= BC Gay and Lesbian Archives =

LGBT archive about British Columbia, Canada

Founded in 1976, the BC Gay and Lesbian Archives is a resource for the British Columbia (BC) queer community and its allies. The archives are located in Vancouver's West End, traditionally the epicenter of the city's gay and lesbian community. The holdings are maintained by founder and archivist Ron Dutton, who operates the archives out of his home.

The collection was donated to the City of Vancouver Archives in 2018. See the City of Vancouver Archives website for additional details on the BC Gay and Lesbian Archives fonds. Included in the collection donation are a number of periodicals, including runs of the longstanding (1980–1998) Vancouver publication, Angles, and its predecessor, VGCC News.

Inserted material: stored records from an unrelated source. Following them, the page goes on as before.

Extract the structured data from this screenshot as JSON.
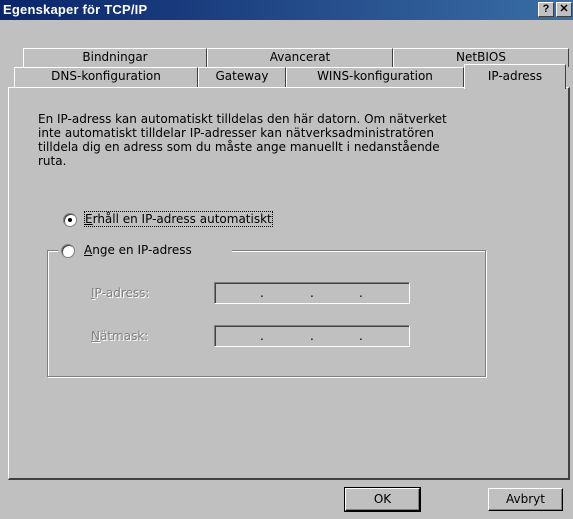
{
  "window": {
    "title": "Egenskaper för TCP/IP",
    "help_label": "?",
    "close_label": "✕"
  },
  "tabs_back": [
    {
      "label": "Bindningar"
    },
    {
      "label": "Avancerat"
    },
    {
      "label": "NetBIOS"
    }
  ],
  "tabs_front": [
    {
      "label": "DNS-konfiguration"
    },
    {
      "label": "Gateway"
    },
    {
      "label": "WINS-konfiguration"
    },
    {
      "label": "IP-adress"
    }
  ],
  "description": "En IP-adress kan automatiskt tilldelas den här datorn. Om nätverket inte automatiskt tilldelar IP-adresser kan nätverksadministratören tilldela dig en adress som du måste ange manuellt i nedanstående ruta.",
  "options": {
    "auto_first": "E",
    "auto_rest": "rhåll en IP-adress automatiskt",
    "manual_first": "A",
    "manual_rest": "nge en IP-adress",
    "selected": "auto"
  },
  "fields": {
    "ip_first": "I",
    "ip_rest": "P-adress:",
    "mask_first": "N",
    "mask_rest": "ätmask:",
    "dot": "."
  },
  "buttons": {
    "ok": "OK",
    "cancel": "Avbryt"
  }
}
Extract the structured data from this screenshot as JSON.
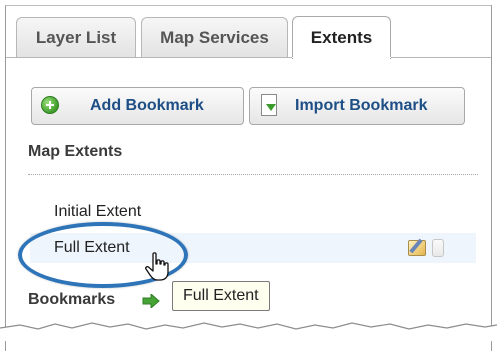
{
  "tabs": [
    {
      "label": "Layer List",
      "active": false
    },
    {
      "label": "Map Services",
      "active": false
    },
    {
      "label": "Extents",
      "active": true
    }
  ],
  "toolbar": {
    "add_bookmark_label": "Add Bookmark",
    "import_bookmark_label": "Import Bookmark"
  },
  "map_extents": {
    "title": "Map Extents",
    "items": [
      {
        "label": "Initial Extent"
      },
      {
        "label": "Full Extent"
      }
    ]
  },
  "bookmarks": {
    "title": "Bookmarks"
  },
  "tooltip": {
    "text": "Full Extent"
  },
  "colors": {
    "link_blue": "#1d4f86",
    "highlight_oval": "#2d74b8",
    "hover_row": "#eef5fd"
  },
  "icons": [
    "add-icon",
    "import-icon",
    "edit-icon",
    "delete-icon",
    "hand-cursor-icon",
    "bookmark-arrow-icon"
  ]
}
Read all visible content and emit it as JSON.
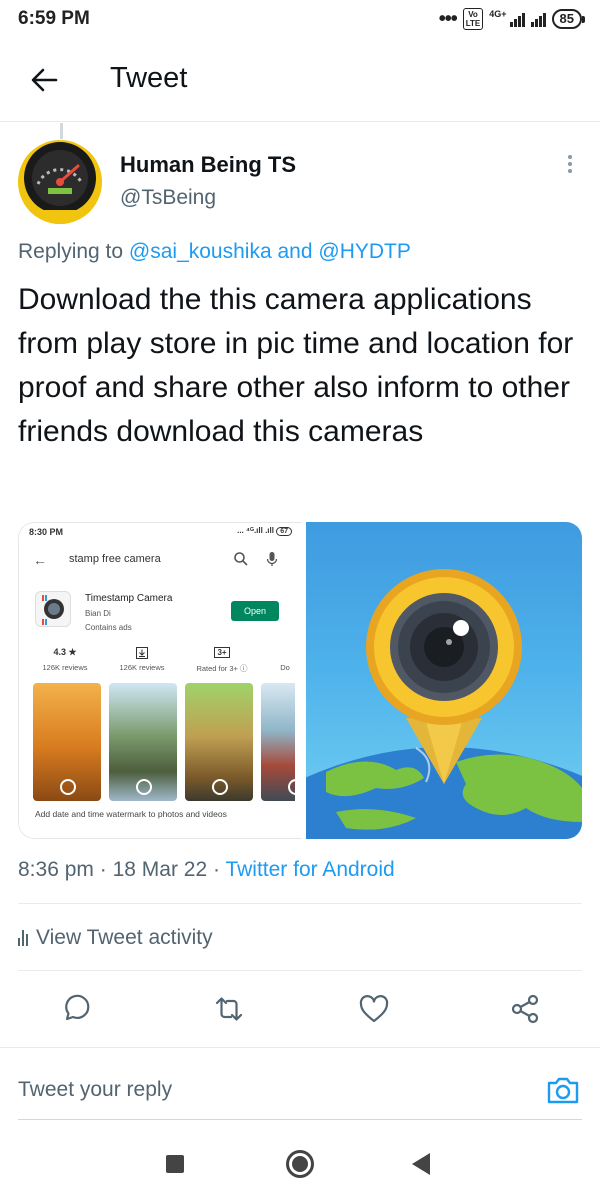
{
  "status_bar": {
    "time": "6:59 PM",
    "volte": "Vo LTE",
    "network": "4G+",
    "battery": "85"
  },
  "header": {
    "back_icon": "arrow-left-icon",
    "title": "Tweet"
  },
  "tweet": {
    "author_name": "Human Being TS",
    "author_handle": "@TsBeing",
    "replying_prefix": "Replying to",
    "replying_user_1": "@sai_koushika",
    "replying_joiner": "and",
    "replying_user_2": "@HYDTP",
    "text": "Download the this camera applications from play store in pic time and location for proof and share other also inform to other friends download this cameras",
    "time": "8:36 pm",
    "sep": "·",
    "date": "18 Mar 22",
    "source": "Twitter for Android",
    "view_activity": "View Tweet activity"
  },
  "screenshot_in_media": {
    "time": "8:30 PM",
    "sys": "...  ⁴ᴳ.ıll .ıll",
    "battery": "67",
    "query": "stamp free camera",
    "app_name": "Timestamp Camera",
    "developer": "Bian Di",
    "contains_ads": "Contains ads",
    "open_label": "Open",
    "rating": "4.3 ★",
    "rating_label": "126K reviews",
    "reviews_label": "126K reviews",
    "age_value": "3+",
    "age_label": "Rated for 3+ ⓘ",
    "extra_label": "Do",
    "caption": "Add date and time watermark to photos and videos"
  },
  "reply": {
    "placeholder": "Tweet your reply"
  },
  "colors": {
    "accent": "#1d9bf0",
    "secondary_text": "#536471",
    "playstore_green": "#01875f"
  }
}
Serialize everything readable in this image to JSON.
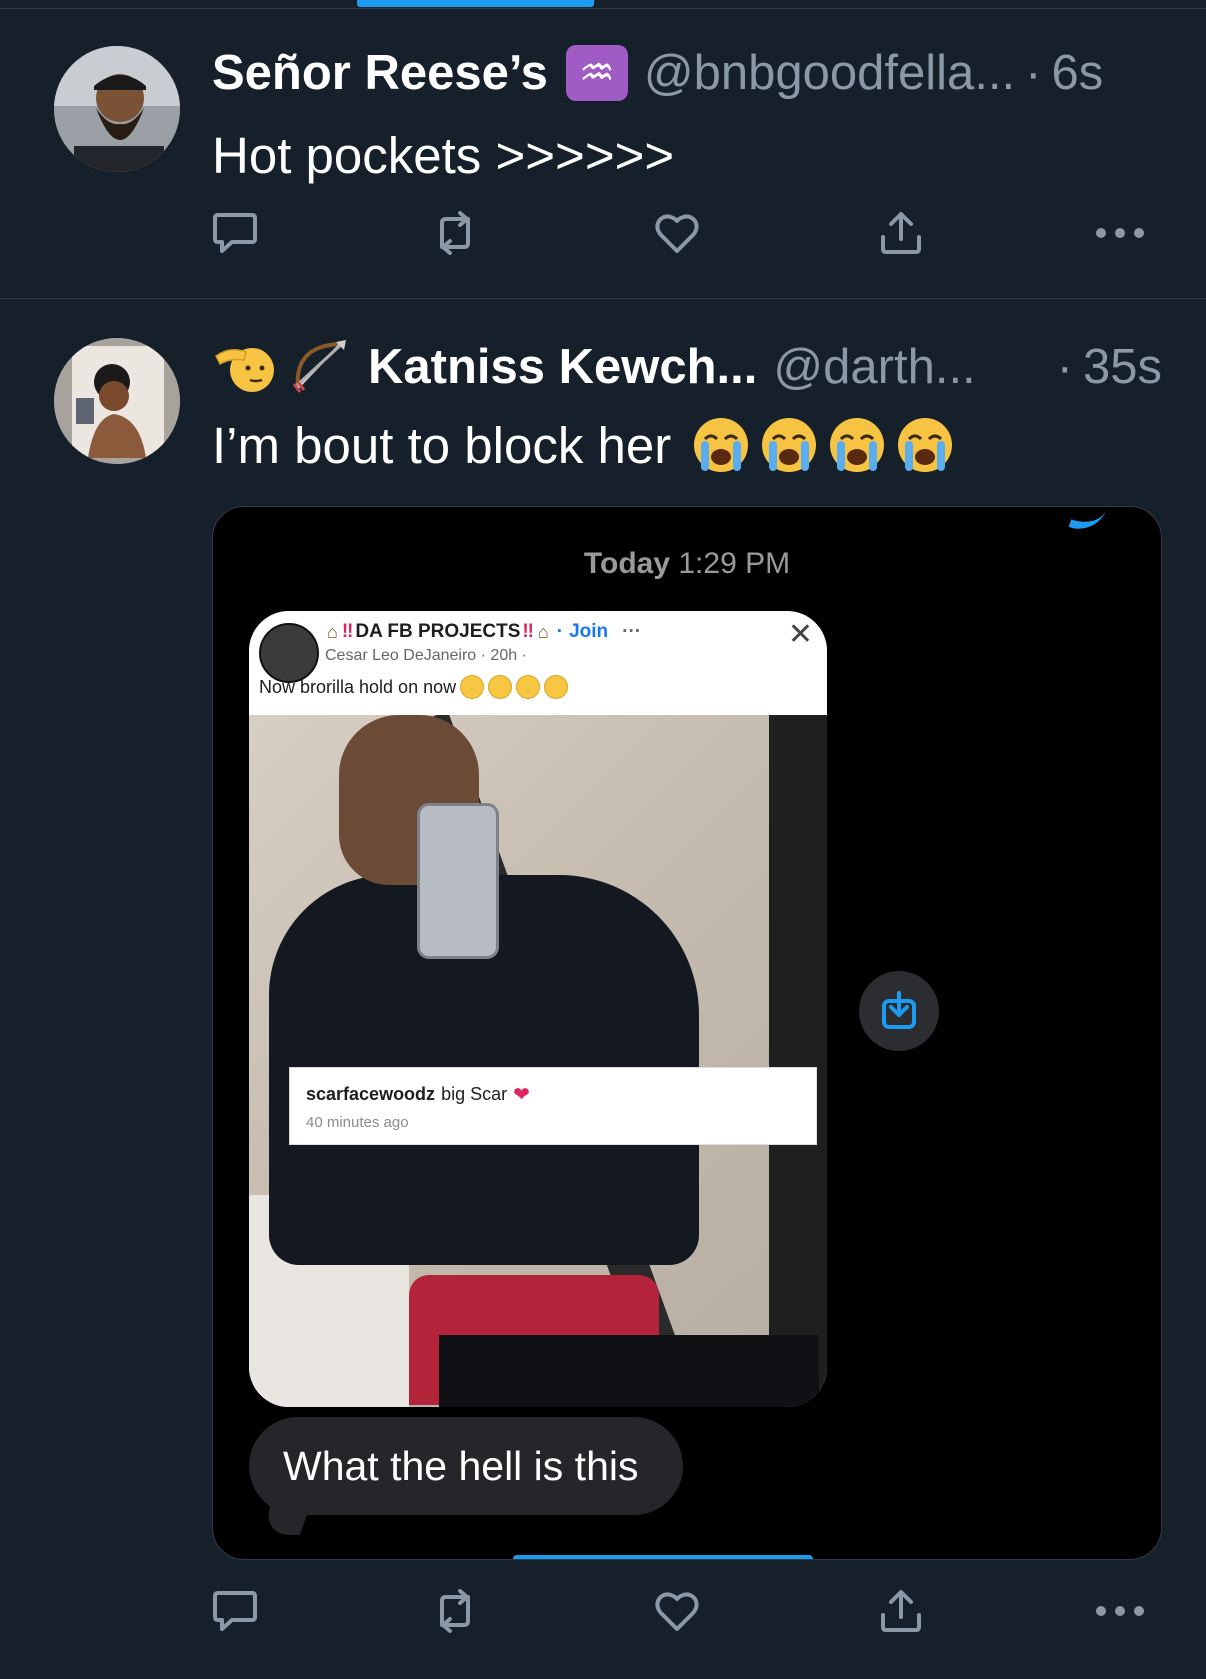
{
  "tweets": [
    {
      "name": "Señor Reese’s",
      "badge": "♒",
      "handle": "@bnbgoodfella...",
      "separator": "·",
      "time": "6s",
      "text": "Hot pockets >>>>>>"
    },
    {
      "name": "Katniss Kewch...",
      "handle": "@darth...",
      "separator": "·",
      "time": "35s",
      "text": "I’m bout to block her"
    }
  ],
  "media": {
    "timestamp_day": "Today",
    "timestamp_time": "1:29 PM",
    "shared_post": {
      "group_name": "DA FB PROJECTS",
      "group_emphasis": "‼",
      "join_sep": "·",
      "join_label": "Join",
      "more": "···",
      "close": "✕",
      "author": "Cesar Leo DeJaneiro",
      "author_meta": "· 20h ·",
      "caption": "Now brorilla hold on now",
      "comment_user": "scarfacewoodz",
      "comment_text": "big Scar",
      "comment_heart": "❤",
      "comment_time": "40 minutes ago"
    },
    "message": "What the hell is this"
  },
  "actions": {
    "more_label": "•••"
  },
  "colors": {
    "background": "#15202b",
    "accent": "#1d9bf0",
    "secondary_text": "#8b98a5",
    "divider": "#2f3b47"
  }
}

The archive holdings include 750,000 items that span 1700 to the present, and include media, personal papers such as diaries, photographs and films, and reports from the government and academic researchers. Dutton strives to maintain a diverse collection, particularly focusing on women, people of colour, two-spirited people, and people with disabilities, whose histories are often underrepresented by Vancouver's white- and male-dominated media. The archive users are largely academic researchers and the media, as well as university students, authors, filmmakers, and representatives of gay and lesbian community organizations. For example, it has been a major resource for AIDS Vancouver as they sought to document thirty years of HIV/AIDS history in the Vancouver area.